By contrast, the survey showed it was GOP-backing voters who overwhelmingly viewed economic issues as the biggest national problem. According to the Times, the less affluent and non-white voters who see this as the top priority prefer Republican control of Congress by a margin of 62 to 35 percent, even as a majority of voters who see the economy as the top issue also believe abortion should be legal. Much of this may be to do with the gains the party has made among Latino voters, which are ongoing.

One clear takeaway here is that as the GOP escalates its war on social progress and intensifies its discrimination against LGBTQ people, its current strength isn’t because of, but despite its regressive social agenda, one that’s wildly out of step with the mainstream.

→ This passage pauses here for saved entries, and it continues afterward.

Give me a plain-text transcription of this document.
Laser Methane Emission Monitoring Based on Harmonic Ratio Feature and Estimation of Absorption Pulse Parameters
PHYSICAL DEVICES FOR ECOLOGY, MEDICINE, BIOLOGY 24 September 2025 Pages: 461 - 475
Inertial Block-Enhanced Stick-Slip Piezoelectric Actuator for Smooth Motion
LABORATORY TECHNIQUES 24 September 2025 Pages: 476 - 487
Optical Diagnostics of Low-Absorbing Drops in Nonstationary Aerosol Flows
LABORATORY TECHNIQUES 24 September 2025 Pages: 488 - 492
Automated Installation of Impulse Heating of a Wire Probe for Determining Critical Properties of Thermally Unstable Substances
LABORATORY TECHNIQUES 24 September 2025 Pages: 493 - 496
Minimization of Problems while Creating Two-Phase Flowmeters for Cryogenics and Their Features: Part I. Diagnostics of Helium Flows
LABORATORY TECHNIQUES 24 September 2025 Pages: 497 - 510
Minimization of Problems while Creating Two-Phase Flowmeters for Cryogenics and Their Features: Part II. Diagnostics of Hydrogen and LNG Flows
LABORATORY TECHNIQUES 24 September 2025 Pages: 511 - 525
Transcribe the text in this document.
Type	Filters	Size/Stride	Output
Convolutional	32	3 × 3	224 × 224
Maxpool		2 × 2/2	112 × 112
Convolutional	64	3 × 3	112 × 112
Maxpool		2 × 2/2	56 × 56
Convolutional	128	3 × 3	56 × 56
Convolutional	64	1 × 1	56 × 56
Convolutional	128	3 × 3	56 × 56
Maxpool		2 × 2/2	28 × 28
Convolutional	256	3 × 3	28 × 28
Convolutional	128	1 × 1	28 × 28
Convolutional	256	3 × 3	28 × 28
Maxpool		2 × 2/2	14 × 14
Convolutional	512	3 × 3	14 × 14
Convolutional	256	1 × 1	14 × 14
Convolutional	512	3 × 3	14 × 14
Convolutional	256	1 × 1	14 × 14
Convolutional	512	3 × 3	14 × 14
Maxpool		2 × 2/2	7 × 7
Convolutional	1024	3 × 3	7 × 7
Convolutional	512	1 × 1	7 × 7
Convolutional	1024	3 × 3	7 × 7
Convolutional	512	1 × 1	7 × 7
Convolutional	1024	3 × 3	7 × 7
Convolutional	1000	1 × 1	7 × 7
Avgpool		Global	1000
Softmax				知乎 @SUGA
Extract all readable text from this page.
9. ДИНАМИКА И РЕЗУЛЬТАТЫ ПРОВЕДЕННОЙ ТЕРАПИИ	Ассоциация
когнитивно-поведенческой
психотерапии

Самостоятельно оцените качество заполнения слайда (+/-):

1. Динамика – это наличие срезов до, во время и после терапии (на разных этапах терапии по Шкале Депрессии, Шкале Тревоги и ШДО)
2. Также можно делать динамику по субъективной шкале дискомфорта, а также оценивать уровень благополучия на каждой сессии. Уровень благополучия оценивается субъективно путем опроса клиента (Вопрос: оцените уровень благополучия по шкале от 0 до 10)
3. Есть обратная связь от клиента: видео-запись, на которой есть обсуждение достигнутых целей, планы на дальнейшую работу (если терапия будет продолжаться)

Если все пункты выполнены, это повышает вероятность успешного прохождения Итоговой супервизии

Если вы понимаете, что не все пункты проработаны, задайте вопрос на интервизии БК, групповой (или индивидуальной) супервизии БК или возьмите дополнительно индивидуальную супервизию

Working-class voters, particularly those many would describe as the most marginalized, may not agree with the Republicans’ retrograde social vision, but some section of this cohort is clearly willing to look past this for the sake of their economic security.

The fact that many of them now view the GOP — whose last major legislative accomplishment was a massive tax giveaway to the superrich and who have spent decades trying to unravel America’s frail social safety net — as their best bet on this front is a testament to Democrats’ failure to deliver on their agenda, though it’s likely also related to memories of a stronger economy under Trump, coupled with measures like the stimulus checks and eviction ban.

Another, more ominous takeaway is what all this portends for the prospects of the Democratic Party ever becoming a vehicle for social democratic politics. The Times wrongly labels guns and abortion “cultural issues” — the latter in particular is a workers’ rights issue, among other things — but the paper is correct to stress the historic significance of the downgrading of economic issues on the current Democratic coalition’s list of priorities. It’s a major shift. That the party of Franklin Roosevelt has managed to remain unpreoccupied with an economy where everything is becoming astronomically more expensive, workers’ wages are stagnant, and child poverty has spiked 41 percent suggests that the realignment in process has only solidified, making it ever more inhospitable to a left-wing policy program.

Trends can be reversed, of course. Though they were unsuccessful, Bernie Sanders’s two campaigns showed the potential for building a mutiracial working-class coalition around a left-wing economic program, and last year’s Center for Working-Class Politics study found that working-class voters of all kinds — including those from the very regions and with the same backgrounds that Democrats have struggled with for years — are swayed by the very kind of bread-and-butter-focused, universalist messaging that Sanders repopularized.

The trouble is the Democratic Party leadership is implacably hostile both to candidates like this, and to the economic program they represent. These latest survey results shows this approach is a slow-rolling boulder to electoral oblivion. But catastrophic defeat has lately never led the party to do some rethinking.